As of the end of 2008, the private insurance market covered 60 percent of the US population. For-profit insurers accounted for a large and growing share. The top five insurers accounted for 60 percent of the market — all but one of them for-profit companies. Absent a Bolshevik revolution, implementing a single-payer system would have required proper compensation for the owners of these institutions for their loss of future income — shareholders in the case of the for-profit insurers and, allegedly, the supposed policyholders in the case of most non-profits.

How much compensation? Well, in mid-2009, the total market capitalization of four out of the five top health insurers (the fifth is a nonprofit) amounted to about $60 billion. By then, the stock market had already rebounded nicely from the lows of the crisis, and the uncertainty over Obamacare had largely dissipated, so these were not particularly depressed valuations. Extrapolating this valuation to the rest of the health insurers would have a put a price tag of about $120 billion on the whole racket.

This means that buying out the entire health insurance industry at an enormously generous premium of, say, 100 percent, would have cost the Treasury $240 billion – about 2 percent of 2009 gross domestic product.

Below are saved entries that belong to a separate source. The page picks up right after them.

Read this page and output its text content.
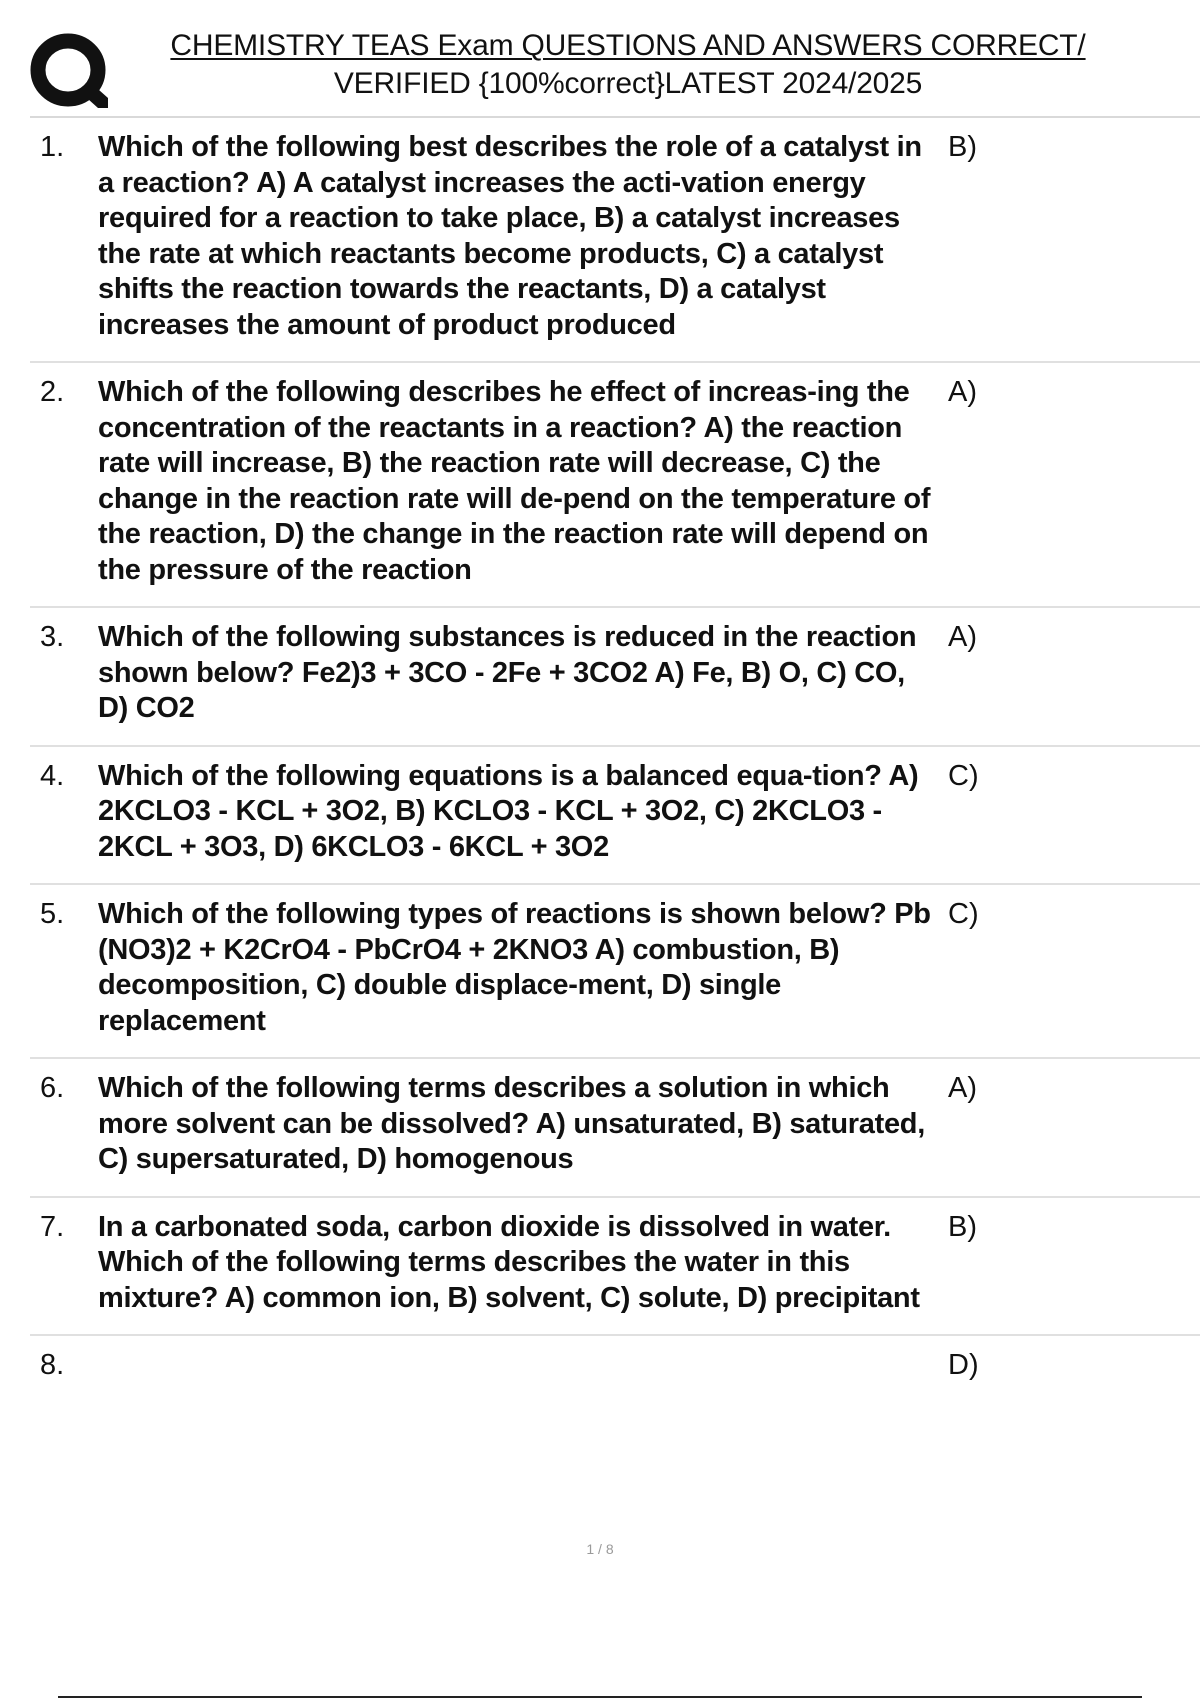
CHEMISTRY TEAS Exam QUESTIONS AND ANSWERS CORRECT/
VERIFIED {100%correct}LATEST 2024/2025
1. Which of the following best describes the role of a catalyst in a reaction? A) A catalyst increases the acti-vation energy required for a reaction to take place, B) a catalyst increases the rate at which reactants become products, C) a catalyst shifts the reaction towards the reactants, D) a catalyst increases the amount of product produced
B)
2. Which of the following describes he effect of increas-ing the concentration of the reactants in a reaction? A) the reaction rate will increase, B) the reaction rate will decrease, C) the change in the reaction rate will de-pend on the temperature of the reaction, D) the change in the reaction rate will depend on the pressure of the reaction
A)
3. Which of the following substances is reduced in the reaction shown below? Fe2)3 + 3CO - 2Fe + 3CO2 A) Fe, B) O, C) CO, D) CO2
A)
4. Which of the following equations is a balanced equa-tion? A) 2KCLO3 - KCL + 3O2, B) KCLO3 - KCL + 3O2, C) 2KCLO3 - 2KCL + 3O3, D) 6KCLO3 - 6KCL + 3O2
C)
5. Which of the following types of reactions is shown below? Pb (NO3)2 + K2CrO4 - PbCrO4 + 2KNO3 A) combustion, B) decomposition, C) double displace-ment, D) single replacement
C)
6. Which of the following terms describes a solution in which more solvent can be dissolved? A) unsaturated, B) saturated, C) supersaturated, D) homogenous
A)
7. In a carbonated soda, carbon dioxide is dissolved in water. Which of the following terms describes the water in this mixture? A) common ion, B) solvent, C) solute, D) precipitant
B)
8.	D)
1 / 8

And this figure is highly inflated —premiums for buying out well-established companies rarely exceed 50 percent and are usually closer to 20 percent. Also, I am valuing the dubious claims of non-profit policyholders on par with the more vigorously-enforced property rights of for-profit shareholders.

Other than the big smiles on the faces of health insurer shareholders across the country, what would have been the US Treasury’s payoff for writing a $240 billion check? Once again, the numbers are simple, and startling. US private insurance, whether for-profit or otherwise, may well be the most wasteful bureaucracy in human history, making the old Gosplan office look like a scrappy startup by comparison. Estimates of pure administrative waste range anywhere from 0.75 percent to 2.6 percent of total US economic output.

I’ve long been an advocate of a single-payer health insurance system as the easiest to implement and most cost-effective means of providing health insurance coverage to all Americans, and nothing I’ve seen from the implementation of Obamacare has convinced me otherwise.